All watching him now. All silent.

He paused outside his mother's room.

Door shut.

He didn't open it.

Couldn't.

Instead, he turned back toward his own room—and stopped.

Something was scratched into the wall just beside his doorframe.

It was faint. Barely noticeable. As if clawed in by something dull and desperate.

"RUN"

Dominic stepped back.

His hand trembled slightly as he reached for the doorknob to his room.

He pushed it open.

It was clean. Tidy. His bed made. His tablet charging. His hologram model of Varentia paused mid-construction on his desk.

But on his pillow—

Small drops of ash

Not the one he saw ealier

The kind left only by cigarettes.

He doesn't smoke.

Where did the cigarette ash come from?

He stood motionless, the silence between heartbeats stretching.

Then the lights flickered.

Once.

Twice.

Out.

Only daylight remained now, filtered dimly through the glass ceiling above the stairwell.

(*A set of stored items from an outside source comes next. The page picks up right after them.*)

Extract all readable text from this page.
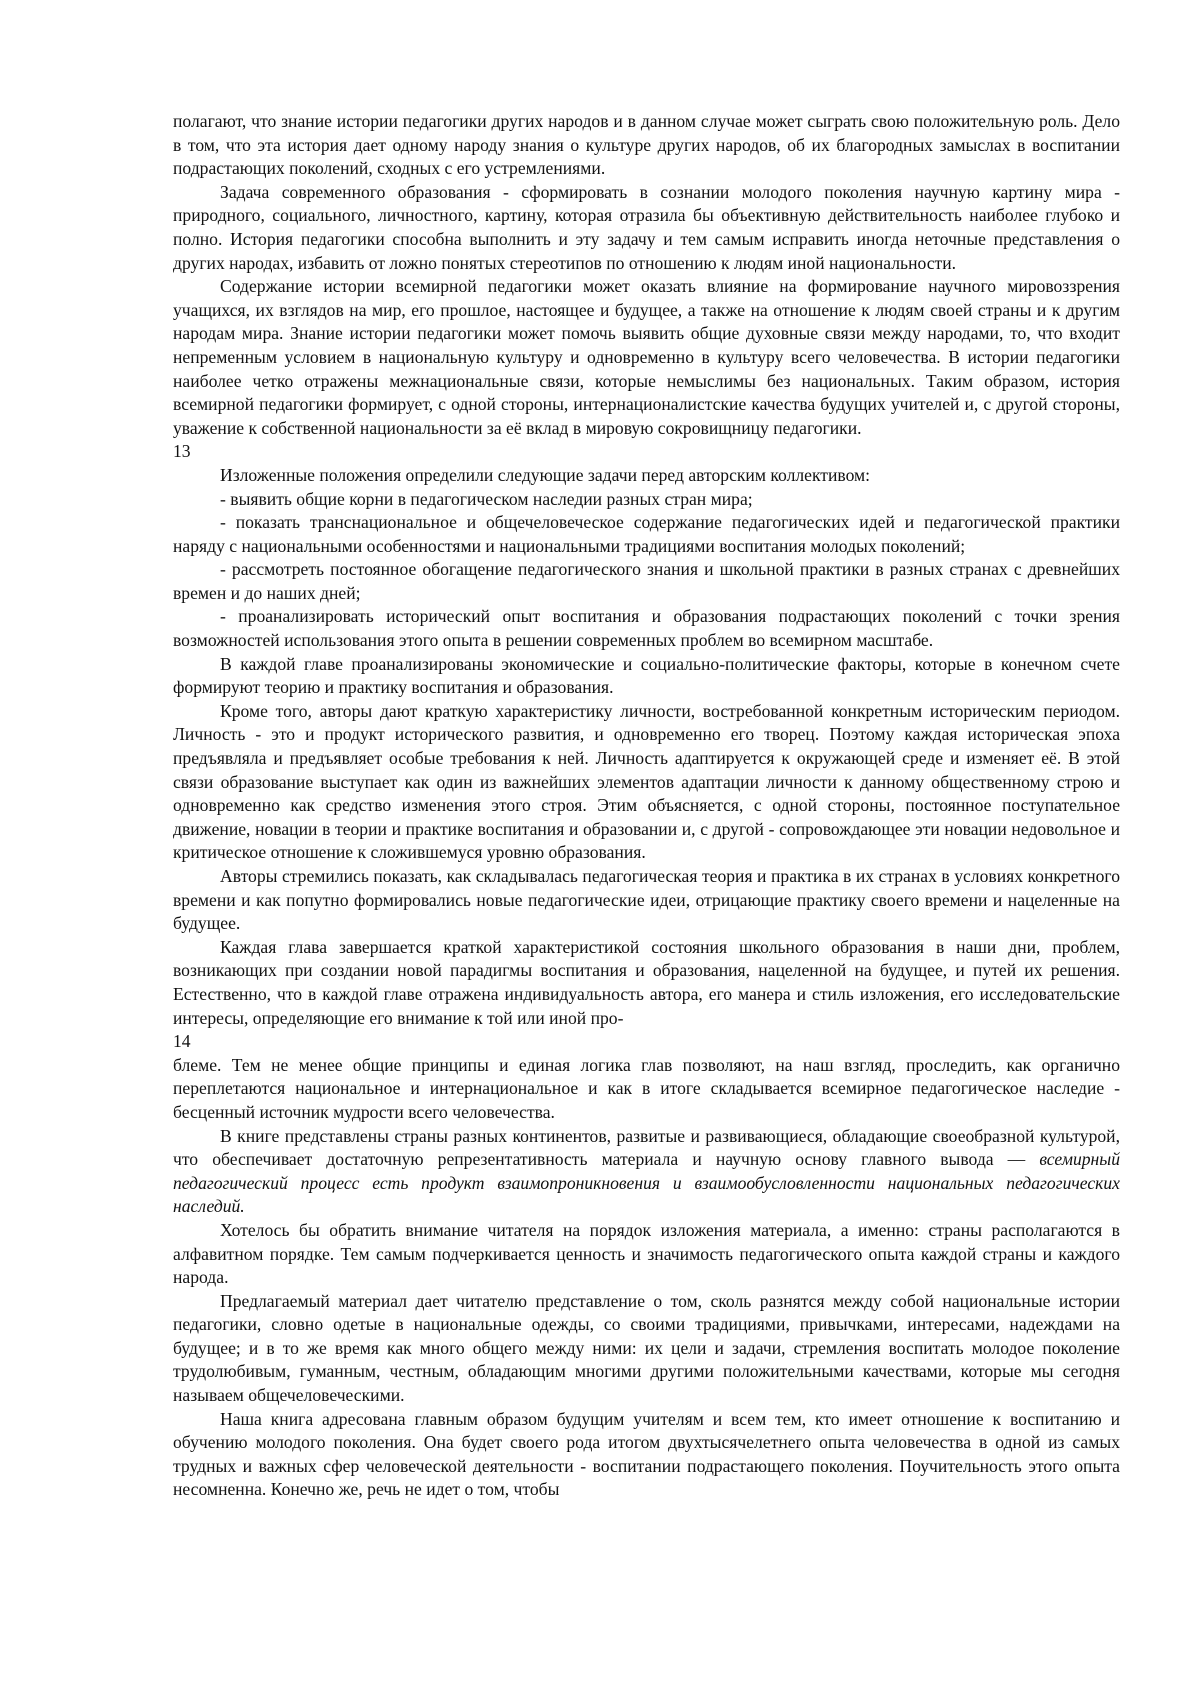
полагают, что знание истории педагогики других народов и в данном случае может сыграть свою положительную роль. Дело в том, что эта история дает одному народу знания о культуре других народов, об их благородных замыслах в воспитании подрастающих поколений, сходных с его устремлениями.

Задача современного образования - сформировать в сознании молодого поколения научную картину мира - природного, социального, личностного, картину, которая отразила бы объективную действительность наиболее глубоко и полно. История педагогики способна выполнить и эту задачу и тем самым исправить иногда неточные представления о других народах, избавить от ложно понятых стереотипов по отношению к людям иной национальности.

Содержание истории всемирной педагогики может оказать влияние на формирование научного мировоззрения учащихся, их взглядов на мир, его прошлое, настоящее и будущее, а также на отношение к людям своей страны и к другим народам мира. Знание истории педагогики может помочь выявить общие духовные связи между народами, то, что входит непременным условием в национальную культуру и одновременно в культуру всего человечества. В истории педагогики наиболее четко отражены межнациональные связи, которые немыслимы без национальных. Таким образом, история всемирной педагогики формирует, с одной стороны, интернационалистские качества будущих учителей и, с другой стороны, уважение к собственной национальности за её вклад в мировую сокровищницу педагогики.

13

Изложенные положения определили следующие задачи перед авторским коллективом:

- выявить общие корни в педагогическом наследии разных стран мира;

- показать транснациональное и общечеловеческое содержание педагогических идей и педагогической практики наряду с национальными особенностями и национальными традициями воспитания молодых поколений;

- рассмотреть постоянное обогащение педагогического знания и школьной практики в разных странах с древнейших времен и до наших дней;

- проанализировать исторический опыт воспитания и образования подрастающих поколений с точки зрения возможностей использования этого опыта в решении современных проблем во всемирном масштабе.

В каждой главе проанализированы экономические и социально-политические факторы, которые в конечном счете формируют теорию и практику воспитания и образования.

Кроме того, авторы дают краткую характеристику личности, востребованной конкретным историческим периодом. Личность - это и продукт исторического развития, и одновременно его творец. Поэтому каждая историческая эпоха предъявляла и предъявляет особые требования к ней. Личность адаптируется к окружающей среде и изменяет её. В этой связи образование выступает как один из важнейших элементов адаптации личности к данному общественному строю и одновременно как средство изменения этого строя. Этим объясняется, с одной стороны, постоянное поступательное движение, новации в теории и практике воспитания и образовании и, с другой - сопровождающее эти новации недовольное и критическое отношение к сложившемуся уровню образования.

Авторы стремились показать, как складывалась педагогическая теория и практика в их странах в условиях конкретного времени и как попутно формировались новые педагогические идеи, отрицающие практику своего времени и нацеленные на будущее.

Каждая глава завершается краткой характеристикой состояния школьного образования в наши дни, проблем, возникающих при создании новой парадигмы воспитания и образования, нацеленной на будущее, и путей их решения. Естественно, что в каждой главе отражена индивидуальность автора, его манера и стиль изложения, его исследовательские интересы, определяющие его внимание к той или иной про-

14

блеме. Тем не менее общие принципы и единая логика глав позволяют, на наш взгляд, проследить, как органично переплетаются национальное и интернациональное и как в итоге складывается всемирное педагогическое наследие - бесценный источник мудрости всего человечества.

В книге представлены страны разных континентов, развитые и развивающиеся, обладающие своеобразной культурой, что обеспечивает достаточную репрезентативность материала и научную основу главного вывода — всемирный педагогический процесс есть продукт взаимопроникновения и взаимообусловленности национальных педагогических наследий.

Хотелось бы обратить внимание читателя на порядок изложения материала, а именно: страны располагаются в алфавитном порядке. Тем самым подчеркивается ценность и значимость педагогического опыта каждой страны и каждого народа.

Предлагаемый материал дает читателю представление о том, сколь разнятся между собой национальные истории педагогики, словно одетые в национальные одежды, со своими традициями, привычками, интересами, надеждами на будущее; и в то же время как много общего между ними: их цели и задачи, стремления воспитать молодое поколение трудолюбивым, гуманным, честным, обладающим многими другими положительными качествами, которые мы сегодня называем общечеловеческими.

Наша книга адресована главным образом будущим учителям и всем тем, кто имеет отношение к воспитанию и обучению молодого поколения. Она будет своего рода итогом двухтысячелетнего опыта человечества в одной из самых трудных и важных сфер человеческой деятельности - воспитании подрастающего поколения. Поучительность этого опыта несомненна. Конечно же, речь не идет о том, чтобы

It cast long, twisted shadows down the marble floor like skeletal fingers reaching.

Dominic stepped out of his room, back into the corridor.

His mouth was dry.

Something scraped faintly from far below—metal on stone. Then silence.

"Father…?" he whispered.

But the word fell flat.

He returned to the foyer.

The air was colder.

He hadn't noticed it drop, but now his breath misted faintly in front of him.

Still no staff. No parents. No guards. No Thomlin.

Just him.

Standing in the empty bones of his perfect home.

And for the first time in his life…

Dominic Manon felt truly, utterly alone.